Targeting the interface of the pathological complex of α-synuclein and TPPP/p25

•TPPP/p25 and α-synuclein (SYN) display physiological and pathological functions.•Mutants/fragments of SYN were produced to identify the interface of TPPP/p25-SYN complex.•121–140 aa segment of SYN is crucial for TPPP/p25 binding.•Targeting interface of proteins with multiple functions is an innovative strategy for drug discovery.
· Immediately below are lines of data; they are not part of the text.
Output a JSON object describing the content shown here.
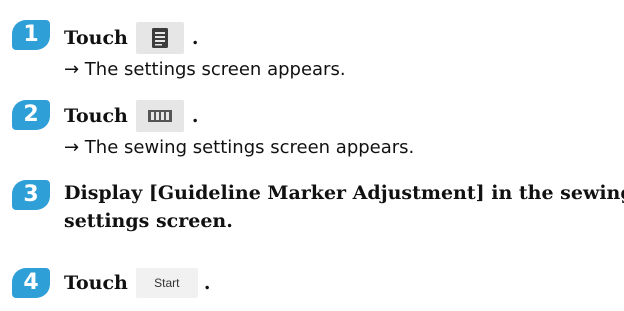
{
  "steps": [
    {
      "number": "1",
      "instruction_prefix": "Touch",
      "button_icon": "settings-list-icon",
      "instruction_suffix": ".",
      "result": "→ The settings screen appears."
    },
    {
      "number": "2",
      "instruction_prefix": "Touch",
      "button_icon": "sewing-settings-icon",
      "instruction_suffix": ".",
      "result": "→ The sewing settings screen appears."
    },
    {
      "number": "3",
      "instruction_line1": "Display [Guideline Marker Adjustment] in the sewing",
      "instruction_line2": "settings screen."
    },
    {
      "number": "4",
      "instruction_prefix": "Touch",
      "button_label": "Start",
      "instruction_suffix": "."
    }
  ],
  "colors": {
    "badge": "#2f9fd7",
    "button_bg": "#e6e6e6",
    "text": "#111111"
  }
}
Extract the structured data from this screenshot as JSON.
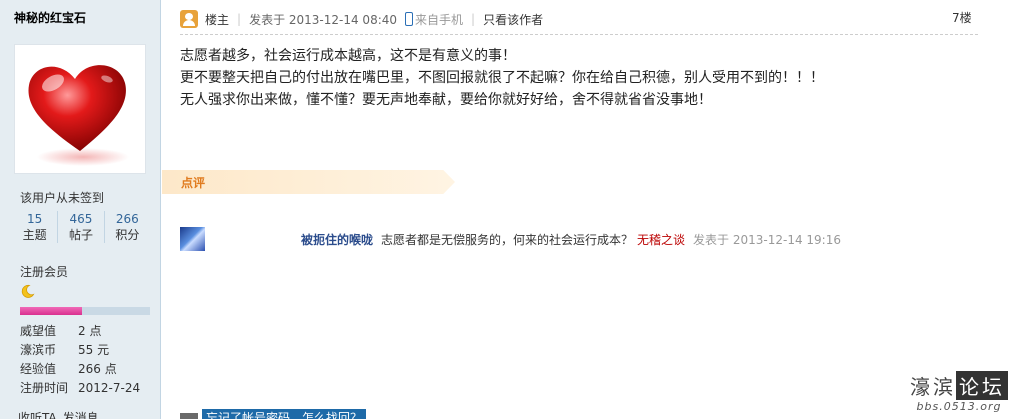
{
  "user": {
    "name": "神秘的红宝石",
    "signin_status": "该用户从未签到",
    "stats": [
      {
        "value": "15",
        "label": "主题"
      },
      {
        "value": "465",
        "label": "帖子"
      },
      {
        "value": "266",
        "label": "积分"
      }
    ],
    "group": "注册会员",
    "group_icon": "moon-icon",
    "level_progress": 0.48,
    "info": [
      {
        "label": "威望值",
        "value": "2 点"
      },
      {
        "label": "濠滨币",
        "value": "55 元"
      },
      {
        "label": "经验值",
        "value": "266 点"
      },
      {
        "label": "注册时间",
        "value": "2012-7-24"
      }
    ],
    "actions": [
      "收听TA",
      "发消息"
    ]
  },
  "post": {
    "owner_label": "楼主",
    "posted_time": "发表于 2013-12-14 08:40",
    "source": "来自手机",
    "only_author": "只看该作者",
    "floor": "7楼",
    "lines": [
      "志愿者越多，社会运行成本越高，这不是有意义的事！",
      "更不要整天把自己的付出放在嘴巴里，不图回报就很了不起嘛？你在给自己积德，别人受用不到的！！！",
      "无人强求你出来做，懂不懂？要无声地奉献，要给你就好好给，舍不得就省省没事地！"
    ]
  },
  "dianping": {
    "label": "点评"
  },
  "comment": {
    "user": "被扼住的喉咙",
    "text": "志愿者都是无偿服务的，何来的社会运行成本？",
    "highlight": "无稽之谈",
    "time": "发表于 2013-12-14 19:16"
  },
  "tip": {
    "text": "忘记了帐号密码，怎么找回？"
  },
  "watermark": {
    "name_a": "濠滨",
    "name_b": "论坛",
    "domain": "bbs.0513.org"
  },
  "colors": {
    "sidebar_bg": "#e5edf2",
    "link_blue": "#369",
    "highlight_red": "#b00",
    "dianping_orange": "#e07b1e",
    "level_pink": "#d9308e"
  }
}
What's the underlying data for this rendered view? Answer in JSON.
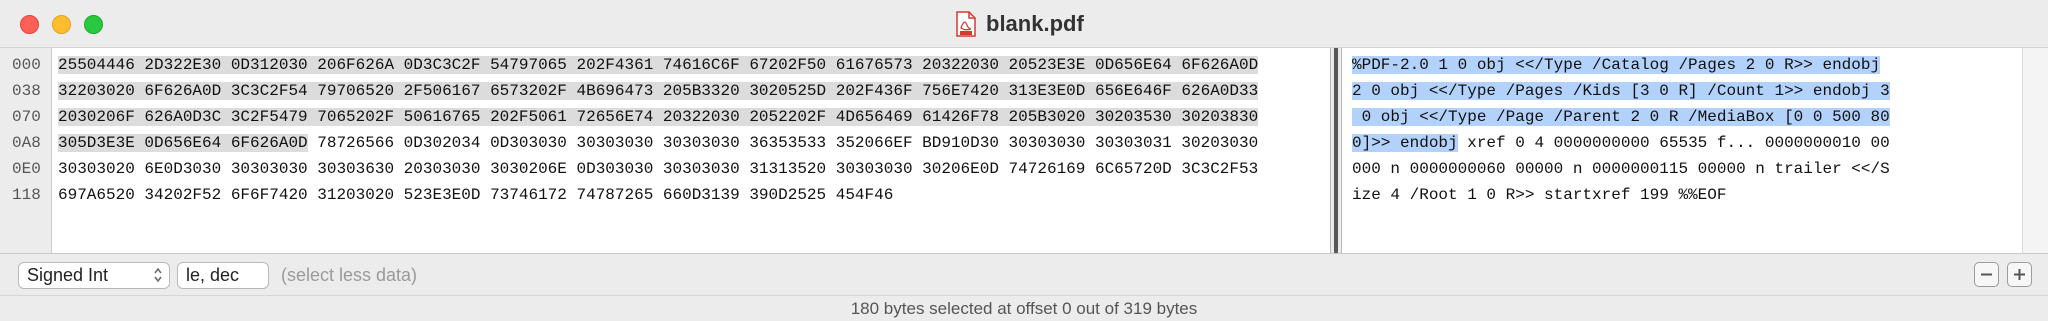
{
  "window": {
    "title": "blank.pdf",
    "file_icon": "pdf-file-icon"
  },
  "hex": {
    "offsets": [
      "000",
      "038",
      "070",
      "0A8",
      "0E0",
      "118"
    ],
    "rows": [
      [
        "25504446 2D322E30 0D312030 206F626A 0D3C3C2F 54797065 202F4361 74616C6F 67202F50 61676573 20322030 20523E3E 0D656E64 6F626A0D",
        ""
      ],
      [
        "32203020 6F626A0D 3C3C2F54 79706520 2F506167 6573202F 4B696473 205B3320 3020525D 202F436F 756E7420 313E3E0D 656E646F 626A0D33",
        ""
      ],
      [
        "2030206F 626A0D3C 3C2F5479 7065202F 50616765 202F5061 72656E74 20322030 2052202F 4D656469 61426F78 205B3020 30203530 30203830",
        ""
      ],
      [
        "305D3E3E 0D656E64 6F626A0D",
        " 78726566 0D302034 0D303030 30303030 30303030 36353533 352066EF BD910D30 30303030 30303031 30203030"
      ],
      [
        "",
        "30303020 6E0D3030 30303030 30303630 20303030 3030206E 0D303030 30303030 31313520 30303030 30206E0D 74726169 6C65720D 3C3C2F53"
      ],
      [
        "",
        "697A6520 34202F52 6F6F7420 31203020 523E3E0D 73746172 74787265 660D3139 390D2525 454F46"
      ]
    ]
  },
  "ascii": {
    "rows": [
      [
        "%PDF-2.0 1 0 obj <</Type /Catalog /Pages 2 0 R>> endobj",
        ""
      ],
      [
        "2 0 obj <</Type /Pages /Kids [3 0 R] /Count 1>> endobj 3",
        ""
      ],
      [
        " 0 obj <</Type /Page /Parent 2 0 R /MediaBox [0 0 500 80",
        ""
      ],
      [
        "0]>> endobj",
        " xref 0 4 0000000000 65535 f... 0000000010 00"
      ],
      [
        "",
        "000 n 0000000060 00000 n 0000000115 00000 n trailer <</S"
      ],
      [
        "",
        "ize 4 /Root 1 0 R>> startxref 199 %%EOF"
      ]
    ]
  },
  "toolbar": {
    "type_select": "Signed Int",
    "endian_select": "le, dec",
    "hint": "(select less data)",
    "remove_button": "minus-icon",
    "add_button": "plus-icon"
  },
  "status": {
    "text": "180 bytes selected at offset 0 out of 319 bytes"
  }
}
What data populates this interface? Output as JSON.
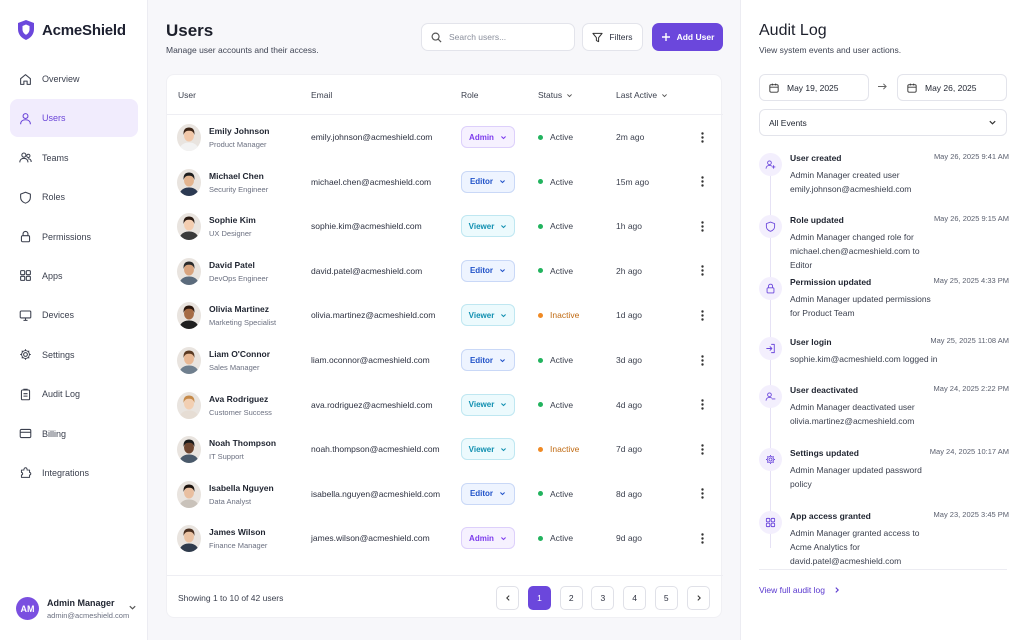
{
  "brand": {
    "name": "AcmeShield"
  },
  "nav": [
    {
      "label": "Overview",
      "icon": "home-icon",
      "active": false
    },
    {
      "label": "Users",
      "icon": "user-icon",
      "active": true
    },
    {
      "label": "Teams",
      "icon": "team-icon",
      "active": false
    },
    {
      "label": "Roles",
      "icon": "shield-icon",
      "active": false
    },
    {
      "label": "Permissions",
      "icon": "lock-icon",
      "active": false
    },
    {
      "label": "Apps",
      "icon": "grid-icon",
      "active": false
    },
    {
      "label": "Devices",
      "icon": "monitor-icon",
      "active": false
    },
    {
      "label": "Settings",
      "icon": "gear-icon",
      "active": false
    },
    {
      "label": "Audit Log",
      "icon": "clipboard-icon",
      "active": false
    },
    {
      "label": "Billing",
      "icon": "credit-card-icon",
      "active": false
    },
    {
      "label": "Integrations",
      "icon": "puzzle-icon",
      "active": false
    }
  ],
  "profile": {
    "initials": "AM",
    "name": "Admin Manager",
    "email": "admin@acmeshield.com"
  },
  "header": {
    "title": "Users",
    "subtitle": "Manage user accounts and their access.",
    "search_placeholder": "Search users...",
    "filters_label": "Filters",
    "add_label": "Add User"
  },
  "table": {
    "headers": {
      "user": "User",
      "email": "Email",
      "role": "Role",
      "status": "Status",
      "last_active": "Last Active"
    },
    "rows": [
      {
        "name": "Emily Johnson",
        "title": "Product Manager",
        "email": "emily.johnson@acmeshield.com",
        "role": "Admin",
        "status": "Active",
        "last_active": "2m ago"
      },
      {
        "name": "Michael Chen",
        "title": "Security Engineer",
        "email": "michael.chen@acmeshield.com",
        "role": "Editor",
        "status": "Active",
        "last_active": "15m ago"
      },
      {
        "name": "Sophie Kim",
        "title": "UX Designer",
        "email": "sophie.kim@acmeshield.com",
        "role": "Viewer",
        "status": "Active",
        "last_active": "1h ago"
      },
      {
        "name": "David Patel",
        "title": "DevOps Engineer",
        "email": "david.patel@acmeshield.com",
        "role": "Editor",
        "status": "Active",
        "last_active": "2h ago"
      },
      {
        "name": "Olivia Martinez",
        "title": "Marketing Specialist",
        "email": "olivia.martinez@acmeshield.com",
        "role": "Viewer",
        "status": "Inactive",
        "last_active": "1d ago"
      },
      {
        "name": "Liam O'Connor",
        "title": "Sales Manager",
        "email": "liam.oconnor@acmeshield.com",
        "role": "Editor",
        "status": "Active",
        "last_active": "3d ago"
      },
      {
        "name": "Ava Rodriguez",
        "title": "Customer Success",
        "email": "ava.rodriguez@acmeshield.com",
        "role": "Viewer",
        "status": "Active",
        "last_active": "4d ago"
      },
      {
        "name": "Noah Thompson",
        "title": "IT Support",
        "email": "noah.thompson@acmeshield.com",
        "role": "Viewer",
        "status": "Inactive",
        "last_active": "7d ago"
      },
      {
        "name": "Isabella Nguyen",
        "title": "Data Analyst",
        "email": "isabella.nguyen@acmeshield.com",
        "role": "Editor",
        "status": "Active",
        "last_active": "8d ago"
      },
      {
        "name": "James Wilson",
        "title": "Finance Manager",
        "email": "james.wilson@acmeshield.com",
        "role": "Admin",
        "status": "Active",
        "last_active": "9d ago"
      }
    ],
    "showing": "Showing 1 to 10 of 42 users",
    "pages": [
      "1",
      "2",
      "3",
      "4",
      "5"
    ],
    "current_page": "1"
  },
  "colors": {
    "accent": "#6b47dc",
    "active": "#22b35e",
    "inactive": "#f08a24"
  },
  "audit": {
    "title": "Audit Log",
    "subtitle": "View system events and user actions.",
    "date_from": "May 19, 2025",
    "date_to": "May 26, 2025",
    "filter": "All Events",
    "events": [
      {
        "title": "User created",
        "date": "May 26, 2025 9:41 AM",
        "desc": "Admin Manager created user emily.johnson@acmeshield.com",
        "icon": "user-plus-icon"
      },
      {
        "title": "Role updated",
        "date": "May 26, 2025 9:15 AM",
        "desc": "Admin Manager changed role for michael.chen@acmeshield.com to Editor",
        "icon": "shield-icon"
      },
      {
        "title": "Permission updated",
        "date": "May 25, 2025 4:33 PM",
        "desc": "Admin Manager updated permissions for Product Team",
        "icon": "lock-icon"
      },
      {
        "title": "User login",
        "date": "May 25, 2025 11:08 AM",
        "desc": "sophie.kim@acmeshield.com logged in",
        "icon": "login-icon"
      },
      {
        "title": "User deactivated",
        "date": "May 24, 2025 2:22 PM",
        "desc": "Admin Manager deactivated user olivia.martinez@acmeshield.com",
        "icon": "user-minus-icon"
      },
      {
        "title": "Settings updated",
        "date": "May 24, 2025 10:17 AM",
        "desc": "Admin Manager updated password policy",
        "icon": "gear-icon"
      },
      {
        "title": "App access granted",
        "date": "May 23, 2025 3:45 PM",
        "desc": "Admin Manager granted access to Acme Analytics for david.patel@acmeshield.com",
        "icon": "grid-icon"
      }
    ],
    "view_full": "View full audit log"
  }
}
The pathological interaction of intrinsically disordered proteins, such as α-synuclein (SYN) and Tubulin Polymerization Promoting Protein (TPPP/p25), is often associated with neurodegenerative disorders. These hallmark proteins are co-enriched and co-localized in brain inclusions of Parkinson's disease and other synucleinopathies; yet, their successful targeting does not provide adequate effect due to their multiple functions. Here we characterized the interactions of the human recombinant wild type SYN, its truncated forms (SYN1–120, SYN95–140), a synthetized peptide (SYN126–140) and a proteolytic fragment (SYN103–140) with TPPP/p25 to identify the SYN segment involved in the interaction. The binding of SYN103–140 to TPPP/p25 detected by ELISA suggested the involvement of a segment within the C-terminal of SYN. The studies performed with ELISA, Microscale Thermophoresis and affinity chromatography proved that SYN95–140 and SYN126–140 – in contrast to SYN1–120 – displayed significant binding to TPPP/p25. Fluorescence assay with ANS, a molten globule indicator, showed that SYN, but not SYN1–120 abolished the zinc-induced local folding of both the full length as well as the N- and C-terminal-free (core) TPPP/p25; SYN95–140 and SYN126–140 were effective as well. The aggregation-prone properties of the SYN species with full length or core TPPP/p25 visualized by immunofluorescent microscopy demonstrated that SYN95–140 and SYN126–140, but not SYN1–120, induced co-enrichment and massive intracellular aggregation after their premixing and uptake from the medium. These data with their innovative impact could contribute to the development of anti-Parkinson drugs with unique specificity by targeting the interface of the pathological TPPP/p25-SYN complex.